Karya Tulis Ini Disusun
Untuk Mengikuti Lomba Karya Tulis Ilmiah
(LKTI) Tingkat Mahasiswa STAIN Kediri



 

Description: F:\logo.png









Disusun Oleh:

ILMA KHUSNITA ( 9336 104 13 )




SEKOLAH TINGGI AGAMA ISLAM NEGERI KEDIRI
(STAIN KEDIRI)
2015

A.                              IDENTIFIKASI MASALAH
            Tragedi lingkungan (Common Tragedi) pada sepanjang sejarah sering terjadi dan sangat memprihatinan. Di tv, radio, dan media informasi lainnya tak jarang kita mendengar isu tentang krisis lingkungan. Bahkan di sekitar kita pun kita sering melihat sendiri kekacauan-kekacauan lingkungan hidup.

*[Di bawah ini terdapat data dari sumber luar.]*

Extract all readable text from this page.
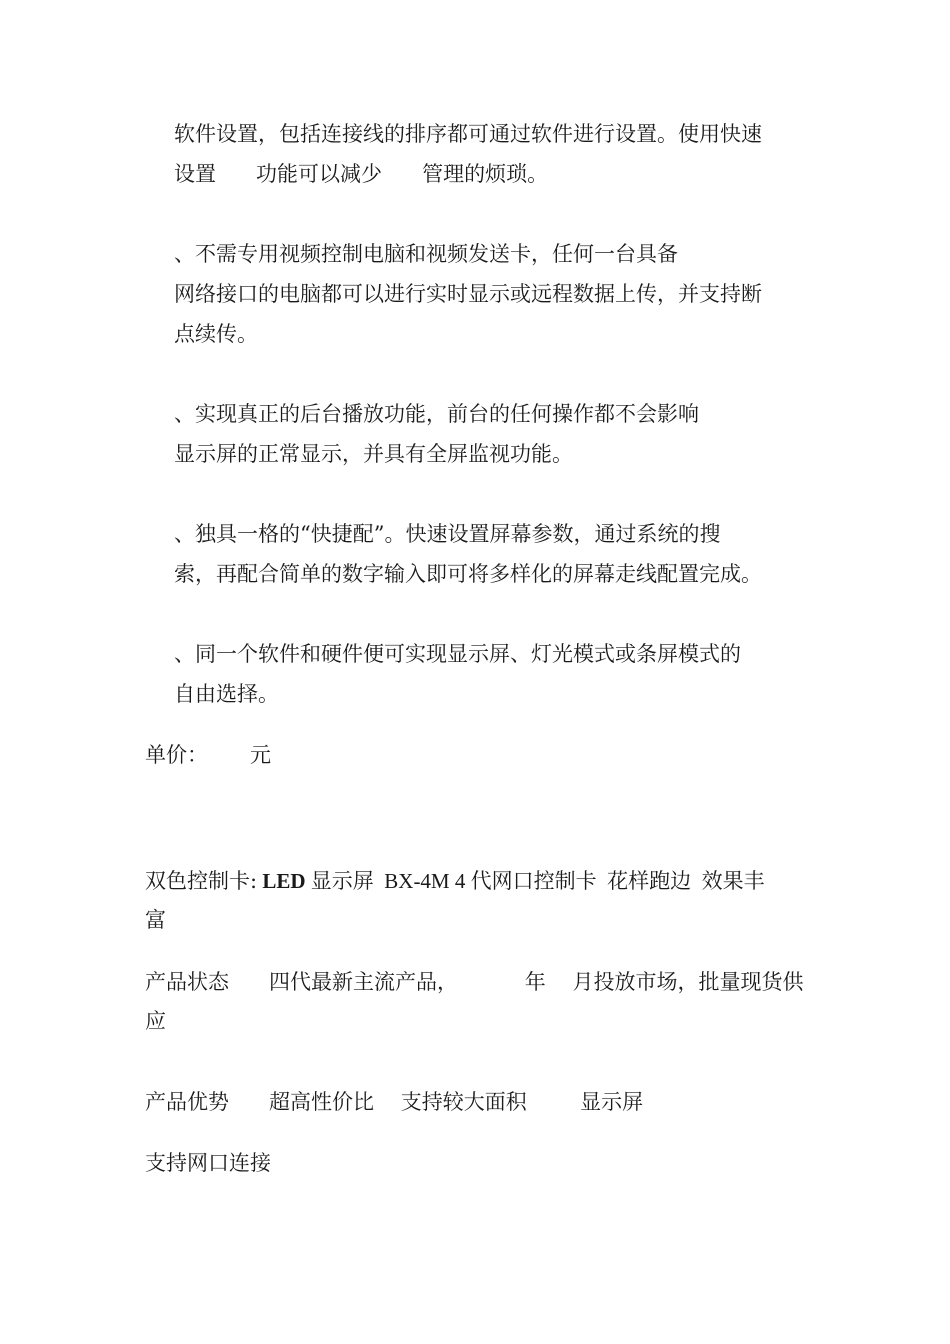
软件设置，包括连接线的排序都可通过软件进行设置。使用快速
设置      功能可以减少      管理的烦琐。
、不需专用视频控制电脑和视频发送卡，任何一台具备
网络接口的电脑都可以进行实时显示或远程数据上传，并支持断
点续传。
、实现真正的后台播放功能，前台的任何操作都不会影响
显示屏的正常显示，并具有全屏监视功能。
、独具一格的“快捷配”。快速设置屏幕参数，通过系统的搜
索，再配合简单的数字输入即可将多样化的屏幕走线配置完成。
、同一个软件和硬件便可实现显示屏、灯光模式或条屏模式的
自由选择。
单价： 元
双色控制卡: LED 显示屏  BX-4M 4 代网口控制卡  花样跑边  效果丰
富
产品状态      四代最新主流产品，          年    月投放市场，批量现货供
应
产品优势      超高性价比    支持较大面积        显示屏
支持网口连接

Baru-baru ini terjadi kebakaran di hutan Riau yang sampai saat ini dampaknya masih sangat terasa bagi kita, tak hanya masyarakat dalam negeri saja, tapi negara-negara tetangga pun juga merasakan dampak dari kebakaran tersebut.
            Alfred Diamond menganalisis terjadinya kegagalan pengelolaan lingkungan dan meningkatnya masalah kesehatan lingkungan akibat lemahnya mencermati fenomena alam dalam memfasilitasi manusia sebagai khalifah di muka bumi,[1] sehingga tak terhidarkan bencana banjir dan longsor di berbagai wilayah di Indonesia khususnya, luapan lumpur lapindo di Sidoarjo, kebakaran-kebakaran hutan, dan pemanasan iklim global sebagai akibat kegagalan manusia untuk berlaku bijak pada lingkungan. Idealnya, manusia sebagai khalifah di muka bumi harus menjaga dan memelihara alam untuk dirinya sendiri dan generasi setelahnya. Bukan malah mengeksploitasi alam secara besar-besaran dan tanpa tanggung jawab.
            Persoalan lingkungan yang terjadi di bumi kita ini, tak lain merupakan hasil dari ulah tangan manusia sendiri. Kerusakan alam ini, menurut bapak Quraish Shihab, bermula saat manusia memasuki sebuah era yang mereka sebut sebagai zaman modern. Berbekal kemampuan akal, manusia bisa menciptakan mesin-mesin yang mampu mengeruk dan mengelola kekayaan alam. Semakin canggih teknologi yang ditemukan, semakin leluasa pula manusia memanfaatkan sumber daya alam untuk keperluan dan kemudahan dalam hidupnya. Namun disatu sisi, selain dapat memberikan dampak positif bagi kehidupan manusia, ternyata teknologi yang canggih juga malah menimbulkan masalah-masalah baru termasuk masalah krisis lingkungan. Mengapa demikian?
Berangkat dari identifikasi masalah tersebut, penulis ingin menulis karya ilmiah dengan judul Membangun Manusia Modern yang Ramah Lingkungan. Dengan rumusan masalah sebagai berikut :
  1. Bagaimana kondisi manusia modern dewasa ini ?
  2. Bagaimana membangun manusia modern yang ramah lingkungan ?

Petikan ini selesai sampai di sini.